The final rules confirm the EEOC’s position that wellness programs cannot offer financial incentives in excess of 30 percent of the total cost of self-only coverage (including both the employee and employer contributions).
However, if the employee and the spouse both are offered the opportunity to participate in the wellness program, the 30 percent threshold applies to the employee and the spouse individually. To illustrate how this works, the final GINA rule provides the following example:
[I]f an employee is enrolled in health insurance through the employer at a total cost (taking into account both employer and employee contributions toward the cost of coverage) of $14,000 for family coverage, that plan has a self-only option for $6,000, and the employer provides the option of participating in a wellness program to the employee and spouse because they are enrolled in the plan, the employer may not offer more than $1,800 to the employee and $1,800 to the spouse.
If the employer does not offer group health plan coverage, the reward cannot exceed 30 percent of the cost of self-only coverage under the second lowest cost Silver Plan for a 40-year-old non-smoker on the state or federal health care Exchange in the location that the covered entity identifies as its principal place of business.

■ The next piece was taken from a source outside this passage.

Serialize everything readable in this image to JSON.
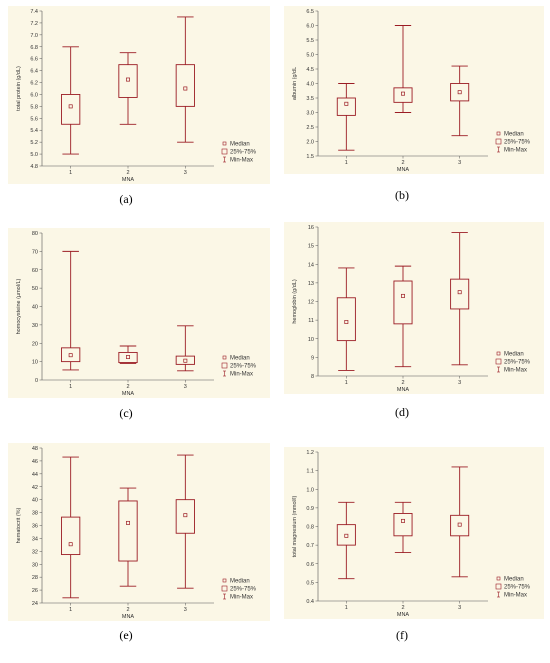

Smoking Cessation Reward Discrepancy
The final rules acknowledge the discrepancy between the EEOC’s 30 percent reward limit and HIPAA’s 50 percent reward limit for smoking cessation programs but state that the EEOC and HIPAA limits are not at odds because the EEOC’s lower limit does not apply to smoking cessation programs that merely ask employees or spouses whether they use tobacco (or whether or not they ceased using tobacco upon completion of the program). The EEOC’s 30 percent reward limit does apply, however, to any smoking cessation program that includes a medical examination (for example, a wellness program that uses a blood test to measure nicotine levels). The EEOC states in a footnote it is issuing the final rules after review by and consultation with the U.S. Department of the Treasury, the U.S. Department of Labor, and the U.S. Department of Health and Human Services, which means that employers should consider which plan designs permit a 30 percent limit and which permit a 50 percent limit when designing their 2017 smoking cessation programs.
The final rules require employers to provide notices with specific content requirements in connection with wellness programs. The EEOC will publish a model notice on its website within 30 days.
The final rules will apply as of the first day of the first plan year that begins on or after January 1, 2017.